Feodalizm: Orta Çağ'ın Feodal Sistemi ve Toplumu

Orta Çağ'da hiyerarşik bir toplum örgütlenmesi olan feodalizm, bir efendiyi tebaasına bağlayan bir vassallık sistemidir.

feodalizm

Tarih, birbirini izleyen siyasi sistemler tarafından şekillendirilmiştir. Feodallik, feodal sistem ve hatta feodalizm, Orta Çağ'da toplumun örgütlenmesini tanımlamak için kullanılan terimlerdir. Oldukça hiyerarşik olan bu sistem, soylular, din adamları ve sıradan insanlar olmak üzere üç sınıfa ayrılmaktaydı. Soylular arasında vassallık, vassalların bir tımar karşılığında efendilerine biat ettiği piramidal bir organizasyona karşılık geliyordu.
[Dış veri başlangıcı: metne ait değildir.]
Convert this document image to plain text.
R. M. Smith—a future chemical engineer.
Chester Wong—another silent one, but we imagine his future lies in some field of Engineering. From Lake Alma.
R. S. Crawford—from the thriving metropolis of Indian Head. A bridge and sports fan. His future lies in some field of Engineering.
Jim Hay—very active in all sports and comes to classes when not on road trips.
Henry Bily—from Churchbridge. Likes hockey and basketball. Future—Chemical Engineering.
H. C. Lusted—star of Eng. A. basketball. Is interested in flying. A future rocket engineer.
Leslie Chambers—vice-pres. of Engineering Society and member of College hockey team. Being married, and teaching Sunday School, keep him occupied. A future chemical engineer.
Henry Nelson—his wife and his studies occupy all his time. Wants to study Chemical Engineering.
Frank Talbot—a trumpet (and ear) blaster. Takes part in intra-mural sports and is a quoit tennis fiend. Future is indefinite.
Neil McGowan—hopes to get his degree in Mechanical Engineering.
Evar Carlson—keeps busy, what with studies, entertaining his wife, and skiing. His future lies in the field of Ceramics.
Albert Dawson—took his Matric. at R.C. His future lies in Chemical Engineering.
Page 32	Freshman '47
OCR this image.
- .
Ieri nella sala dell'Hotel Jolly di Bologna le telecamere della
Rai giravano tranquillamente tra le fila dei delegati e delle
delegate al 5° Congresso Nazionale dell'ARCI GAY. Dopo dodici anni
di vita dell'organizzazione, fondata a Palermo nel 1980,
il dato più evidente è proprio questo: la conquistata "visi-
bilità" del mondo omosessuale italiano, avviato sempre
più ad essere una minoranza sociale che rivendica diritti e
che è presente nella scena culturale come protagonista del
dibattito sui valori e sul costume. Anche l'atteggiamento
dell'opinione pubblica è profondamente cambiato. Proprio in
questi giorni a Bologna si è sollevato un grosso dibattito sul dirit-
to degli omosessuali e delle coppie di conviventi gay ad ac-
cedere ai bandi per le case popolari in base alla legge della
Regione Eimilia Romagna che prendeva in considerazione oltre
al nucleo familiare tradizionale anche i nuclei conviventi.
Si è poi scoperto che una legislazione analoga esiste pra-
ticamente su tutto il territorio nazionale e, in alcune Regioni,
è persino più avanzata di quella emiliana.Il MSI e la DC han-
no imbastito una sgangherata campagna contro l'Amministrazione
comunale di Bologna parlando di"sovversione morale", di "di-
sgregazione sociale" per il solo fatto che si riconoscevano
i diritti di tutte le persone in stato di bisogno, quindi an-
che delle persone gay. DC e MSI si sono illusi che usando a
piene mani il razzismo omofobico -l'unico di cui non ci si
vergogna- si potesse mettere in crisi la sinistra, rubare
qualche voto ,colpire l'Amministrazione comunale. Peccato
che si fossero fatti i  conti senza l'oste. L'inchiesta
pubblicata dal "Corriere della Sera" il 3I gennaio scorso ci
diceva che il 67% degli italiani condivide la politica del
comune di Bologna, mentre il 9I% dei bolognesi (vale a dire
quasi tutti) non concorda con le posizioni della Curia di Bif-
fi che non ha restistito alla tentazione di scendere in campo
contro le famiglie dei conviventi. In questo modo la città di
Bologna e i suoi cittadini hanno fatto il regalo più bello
Feodalizm 13. yüzyılın sonunda zemin kaybetmiş olsa da, Fransız Devrimi'ne kadar kısmen devam etti ve bu devrim üç dereceli sistemi altüst etti.

Feodalizm Nasıl Ortaya Çıktı?

Feodalizm Avrupa'da 9. ve 10. yüzyıllarda Karolenj İmparatorluğu'nun çöküşüyle ortaya çıktı ve gelişti. Benzer sistemler önceki yüzyıllarda zaten mevcuttu. Kelt ve Cermen toplumları zaten oldukça hiyerarşikti. Sistem, kayırmacılığa ve bir vassal sisteminin kurulmasına dayanıyordu. Şarlman da dahil olmak üzere Karolenjler tarafından benimsendi ve Capet hanedanının üyeleri tarafından kademeli olarak ilerletildi.

Güvensizlik içindeki Avrupa'da ve barbar istilaları karşısında birçok lord müstahkem kaleler inşa etti. Bunlar, karşılığında koruma alan köylüler tarafından işlenecek topraklarla çevriliydi. Böylece feodalizmin kurulması için gerekli olan senyörlük mülkleri doğmuş oldu. Birçok tarihçiye göre Hristiyanlığın yayılması da feodal toplumun gelişiminde belirleyici bir rol oynamıştır.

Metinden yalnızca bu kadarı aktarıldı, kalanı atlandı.